Entiendo mejor que nadie lo que se puede sentir al ver cómo tú país es zarandeado por las clases bajas, cuando el respeto a la nobleza de sangre y a los pactos de los ancestros se pierde en una barahúnda de torpes burgueses y proletarios sin el menor amor a la patria. Desde mi humilde posición apoyaré en la medida que me lo permitan mis fuerzas y posibilidades. Mis ejércitos menguados ya no son lo que eran cuando mis antepasados frenaron con fiereza a los turcos y, al igual que sus bravos ancestros de las montañas, impedimos solo con nuestras manos y valor que el Islam penetrara en la culta Europa de los clásicos. Aun así, en el ocaso de nuestro linaje, mandaré a tres de mis mejores sirvientes (tres manos derechas, si me permite la metáfora) y tras su informe me personaré yo mismo para tener la dicha de conocerle y hablar de ese libro al que hacía referencia en sus anteriores epístolas. Y créame cuando le digo que la balanza se inclinará entonces inefablemente a nuestro favor, puesto que ya hago mía su justa  causa. Por Dios, por los fueros y el rey legítimo.

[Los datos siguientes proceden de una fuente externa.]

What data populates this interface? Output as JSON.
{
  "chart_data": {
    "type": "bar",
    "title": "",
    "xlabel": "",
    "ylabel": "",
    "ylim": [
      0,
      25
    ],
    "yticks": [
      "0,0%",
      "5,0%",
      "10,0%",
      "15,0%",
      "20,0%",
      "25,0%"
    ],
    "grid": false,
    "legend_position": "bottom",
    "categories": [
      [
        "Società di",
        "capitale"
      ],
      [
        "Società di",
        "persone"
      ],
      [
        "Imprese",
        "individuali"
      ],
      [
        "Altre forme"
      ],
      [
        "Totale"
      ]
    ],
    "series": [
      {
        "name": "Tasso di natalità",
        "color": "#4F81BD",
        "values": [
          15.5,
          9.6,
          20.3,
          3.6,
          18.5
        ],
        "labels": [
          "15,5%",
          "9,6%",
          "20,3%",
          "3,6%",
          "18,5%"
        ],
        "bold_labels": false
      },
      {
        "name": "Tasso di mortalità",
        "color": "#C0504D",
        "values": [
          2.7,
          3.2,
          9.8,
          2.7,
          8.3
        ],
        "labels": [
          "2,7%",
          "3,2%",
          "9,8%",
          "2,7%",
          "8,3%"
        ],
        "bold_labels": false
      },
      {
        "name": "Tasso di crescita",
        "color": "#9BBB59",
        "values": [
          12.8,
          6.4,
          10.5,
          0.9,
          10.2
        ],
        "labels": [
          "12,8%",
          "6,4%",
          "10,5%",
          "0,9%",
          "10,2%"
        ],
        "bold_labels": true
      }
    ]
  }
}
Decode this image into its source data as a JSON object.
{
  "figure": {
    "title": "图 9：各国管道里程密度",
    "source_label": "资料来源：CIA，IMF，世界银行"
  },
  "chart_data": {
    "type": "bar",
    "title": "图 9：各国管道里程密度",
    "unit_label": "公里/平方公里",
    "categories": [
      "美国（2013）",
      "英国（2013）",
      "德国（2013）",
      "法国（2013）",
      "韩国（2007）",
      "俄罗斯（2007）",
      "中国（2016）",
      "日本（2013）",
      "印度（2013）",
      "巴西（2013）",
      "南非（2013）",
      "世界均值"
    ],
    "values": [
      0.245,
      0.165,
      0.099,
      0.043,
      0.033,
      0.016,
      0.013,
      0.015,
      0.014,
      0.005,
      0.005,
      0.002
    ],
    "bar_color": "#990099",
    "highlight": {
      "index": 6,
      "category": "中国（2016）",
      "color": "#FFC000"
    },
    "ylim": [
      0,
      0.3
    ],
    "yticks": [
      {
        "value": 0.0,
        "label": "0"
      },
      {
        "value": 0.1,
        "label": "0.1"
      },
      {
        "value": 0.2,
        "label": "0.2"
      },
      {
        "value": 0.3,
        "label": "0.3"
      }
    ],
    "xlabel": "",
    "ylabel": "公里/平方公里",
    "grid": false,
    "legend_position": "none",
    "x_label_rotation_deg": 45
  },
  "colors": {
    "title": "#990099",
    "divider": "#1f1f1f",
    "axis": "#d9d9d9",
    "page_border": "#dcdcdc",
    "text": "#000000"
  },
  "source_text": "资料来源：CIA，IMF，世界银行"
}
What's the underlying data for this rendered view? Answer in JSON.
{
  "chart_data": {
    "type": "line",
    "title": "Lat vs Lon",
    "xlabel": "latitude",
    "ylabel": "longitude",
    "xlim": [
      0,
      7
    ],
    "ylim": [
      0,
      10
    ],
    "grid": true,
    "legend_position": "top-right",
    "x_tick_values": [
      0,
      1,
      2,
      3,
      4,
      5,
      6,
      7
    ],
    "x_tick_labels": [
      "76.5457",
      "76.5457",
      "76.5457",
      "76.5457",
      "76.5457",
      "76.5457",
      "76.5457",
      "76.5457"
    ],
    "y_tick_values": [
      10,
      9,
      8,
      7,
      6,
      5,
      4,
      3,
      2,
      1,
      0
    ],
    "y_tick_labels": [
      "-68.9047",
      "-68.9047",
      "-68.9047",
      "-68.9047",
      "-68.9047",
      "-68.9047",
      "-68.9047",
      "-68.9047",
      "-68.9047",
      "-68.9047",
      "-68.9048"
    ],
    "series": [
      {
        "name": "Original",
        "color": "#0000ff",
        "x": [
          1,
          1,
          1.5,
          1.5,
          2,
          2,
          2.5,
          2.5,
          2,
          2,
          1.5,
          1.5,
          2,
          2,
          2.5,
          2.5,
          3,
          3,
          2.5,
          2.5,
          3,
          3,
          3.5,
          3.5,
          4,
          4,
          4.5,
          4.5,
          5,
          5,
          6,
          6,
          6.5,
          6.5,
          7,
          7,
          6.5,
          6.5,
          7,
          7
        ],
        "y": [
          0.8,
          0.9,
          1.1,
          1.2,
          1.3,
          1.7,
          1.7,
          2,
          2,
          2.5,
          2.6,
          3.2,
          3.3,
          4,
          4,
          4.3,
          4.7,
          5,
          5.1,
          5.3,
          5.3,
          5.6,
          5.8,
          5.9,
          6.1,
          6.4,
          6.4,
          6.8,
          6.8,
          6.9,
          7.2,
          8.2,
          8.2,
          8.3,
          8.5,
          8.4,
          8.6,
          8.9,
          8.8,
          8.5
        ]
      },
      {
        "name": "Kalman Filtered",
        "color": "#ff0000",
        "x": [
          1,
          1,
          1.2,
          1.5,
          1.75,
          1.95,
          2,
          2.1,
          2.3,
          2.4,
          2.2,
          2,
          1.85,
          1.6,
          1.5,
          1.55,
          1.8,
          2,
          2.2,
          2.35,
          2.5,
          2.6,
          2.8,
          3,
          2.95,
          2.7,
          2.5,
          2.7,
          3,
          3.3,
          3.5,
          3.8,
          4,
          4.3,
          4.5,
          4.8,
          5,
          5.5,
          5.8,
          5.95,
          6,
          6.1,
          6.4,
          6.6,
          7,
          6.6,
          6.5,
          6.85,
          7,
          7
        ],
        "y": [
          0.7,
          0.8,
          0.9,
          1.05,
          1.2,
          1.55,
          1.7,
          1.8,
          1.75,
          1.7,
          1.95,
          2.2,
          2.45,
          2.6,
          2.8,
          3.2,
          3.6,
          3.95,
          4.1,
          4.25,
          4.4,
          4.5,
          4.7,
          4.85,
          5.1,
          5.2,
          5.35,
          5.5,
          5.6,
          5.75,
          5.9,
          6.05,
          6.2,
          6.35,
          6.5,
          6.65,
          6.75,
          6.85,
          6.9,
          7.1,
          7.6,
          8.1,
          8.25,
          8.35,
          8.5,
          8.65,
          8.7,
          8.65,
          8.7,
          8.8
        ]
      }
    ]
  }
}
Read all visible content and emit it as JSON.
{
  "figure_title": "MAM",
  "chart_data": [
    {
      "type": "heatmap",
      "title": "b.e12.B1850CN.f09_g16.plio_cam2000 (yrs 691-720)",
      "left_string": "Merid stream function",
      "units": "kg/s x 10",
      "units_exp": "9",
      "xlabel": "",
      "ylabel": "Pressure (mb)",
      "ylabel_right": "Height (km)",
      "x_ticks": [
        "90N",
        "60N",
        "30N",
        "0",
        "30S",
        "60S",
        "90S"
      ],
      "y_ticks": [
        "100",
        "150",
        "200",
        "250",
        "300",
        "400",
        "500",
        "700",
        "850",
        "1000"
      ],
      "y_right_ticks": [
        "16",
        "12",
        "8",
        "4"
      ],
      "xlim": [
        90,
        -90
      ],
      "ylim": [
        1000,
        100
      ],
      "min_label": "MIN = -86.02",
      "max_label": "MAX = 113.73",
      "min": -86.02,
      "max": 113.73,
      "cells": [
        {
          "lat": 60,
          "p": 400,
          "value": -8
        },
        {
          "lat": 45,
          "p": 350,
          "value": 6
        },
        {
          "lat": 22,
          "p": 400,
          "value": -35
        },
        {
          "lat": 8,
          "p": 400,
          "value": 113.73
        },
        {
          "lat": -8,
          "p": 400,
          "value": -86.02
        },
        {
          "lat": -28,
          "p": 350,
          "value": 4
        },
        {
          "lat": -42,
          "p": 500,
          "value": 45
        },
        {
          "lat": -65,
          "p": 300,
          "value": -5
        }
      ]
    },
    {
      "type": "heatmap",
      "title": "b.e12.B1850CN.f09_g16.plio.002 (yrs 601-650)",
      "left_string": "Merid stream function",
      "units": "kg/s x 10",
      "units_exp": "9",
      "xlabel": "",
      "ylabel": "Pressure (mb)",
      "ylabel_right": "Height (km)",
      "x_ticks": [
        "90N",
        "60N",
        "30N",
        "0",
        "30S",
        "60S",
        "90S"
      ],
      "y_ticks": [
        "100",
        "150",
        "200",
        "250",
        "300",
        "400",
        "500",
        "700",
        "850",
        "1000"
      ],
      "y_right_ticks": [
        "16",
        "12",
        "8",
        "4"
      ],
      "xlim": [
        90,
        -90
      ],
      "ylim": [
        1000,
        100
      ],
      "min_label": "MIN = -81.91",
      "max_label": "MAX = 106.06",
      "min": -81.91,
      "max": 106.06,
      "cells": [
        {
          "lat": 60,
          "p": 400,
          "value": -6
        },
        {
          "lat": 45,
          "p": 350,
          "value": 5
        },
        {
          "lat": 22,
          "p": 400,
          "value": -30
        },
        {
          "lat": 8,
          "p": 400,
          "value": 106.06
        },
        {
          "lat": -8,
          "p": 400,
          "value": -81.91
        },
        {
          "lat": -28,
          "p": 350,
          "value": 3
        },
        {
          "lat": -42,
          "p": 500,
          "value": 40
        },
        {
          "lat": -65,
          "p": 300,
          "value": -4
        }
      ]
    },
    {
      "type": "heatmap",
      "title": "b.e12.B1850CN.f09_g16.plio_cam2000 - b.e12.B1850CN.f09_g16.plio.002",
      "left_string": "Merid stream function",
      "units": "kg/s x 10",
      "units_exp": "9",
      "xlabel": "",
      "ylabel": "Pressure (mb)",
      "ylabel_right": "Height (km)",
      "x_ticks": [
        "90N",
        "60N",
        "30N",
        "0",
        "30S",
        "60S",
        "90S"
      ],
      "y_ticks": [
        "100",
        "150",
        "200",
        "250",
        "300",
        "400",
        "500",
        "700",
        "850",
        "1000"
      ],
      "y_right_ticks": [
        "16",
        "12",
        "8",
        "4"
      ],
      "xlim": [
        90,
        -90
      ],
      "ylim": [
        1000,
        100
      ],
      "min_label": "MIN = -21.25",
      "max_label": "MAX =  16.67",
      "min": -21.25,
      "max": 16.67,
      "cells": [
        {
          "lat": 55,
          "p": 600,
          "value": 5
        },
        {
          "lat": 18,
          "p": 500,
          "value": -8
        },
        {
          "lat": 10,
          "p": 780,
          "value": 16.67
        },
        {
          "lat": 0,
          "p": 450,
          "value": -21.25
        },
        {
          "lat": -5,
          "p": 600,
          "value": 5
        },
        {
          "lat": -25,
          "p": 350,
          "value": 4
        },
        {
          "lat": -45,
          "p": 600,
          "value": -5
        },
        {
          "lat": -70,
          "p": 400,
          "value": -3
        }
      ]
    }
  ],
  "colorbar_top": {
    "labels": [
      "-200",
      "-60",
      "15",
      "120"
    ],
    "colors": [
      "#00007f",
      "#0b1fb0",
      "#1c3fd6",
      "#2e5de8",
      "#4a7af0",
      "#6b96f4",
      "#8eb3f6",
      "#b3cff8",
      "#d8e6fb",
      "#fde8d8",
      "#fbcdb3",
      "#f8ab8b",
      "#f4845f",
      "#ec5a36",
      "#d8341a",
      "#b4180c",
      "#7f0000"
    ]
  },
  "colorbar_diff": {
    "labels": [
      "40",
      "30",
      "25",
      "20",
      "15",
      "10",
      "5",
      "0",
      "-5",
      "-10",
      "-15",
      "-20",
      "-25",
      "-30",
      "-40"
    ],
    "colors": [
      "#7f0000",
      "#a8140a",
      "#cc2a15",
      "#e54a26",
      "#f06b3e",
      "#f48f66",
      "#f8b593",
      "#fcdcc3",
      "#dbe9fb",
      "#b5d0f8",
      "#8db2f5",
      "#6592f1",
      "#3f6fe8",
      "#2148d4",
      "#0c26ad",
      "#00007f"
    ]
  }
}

P.D. Tan solo me permito volver a recordarle la necesidad de que en las cajas que les he enviado, y espero hayan llegado junto a esta misiva, permanezca siempre dentro la tierra que con ellas llevan. Es una excentricidad que espero sepa consentir a un noble supersticioso como yo.


                                    Atentamente, su fiel amigo. Conde D.


Excentricidad, sí, seguro. La guerra lleva a formar extraños compañeros de cama. Solo hay que recordar en este caso irte al catre con el cuello tapado, ajos en los bolsillos y una estaca afilada de cedro al lado del orinal.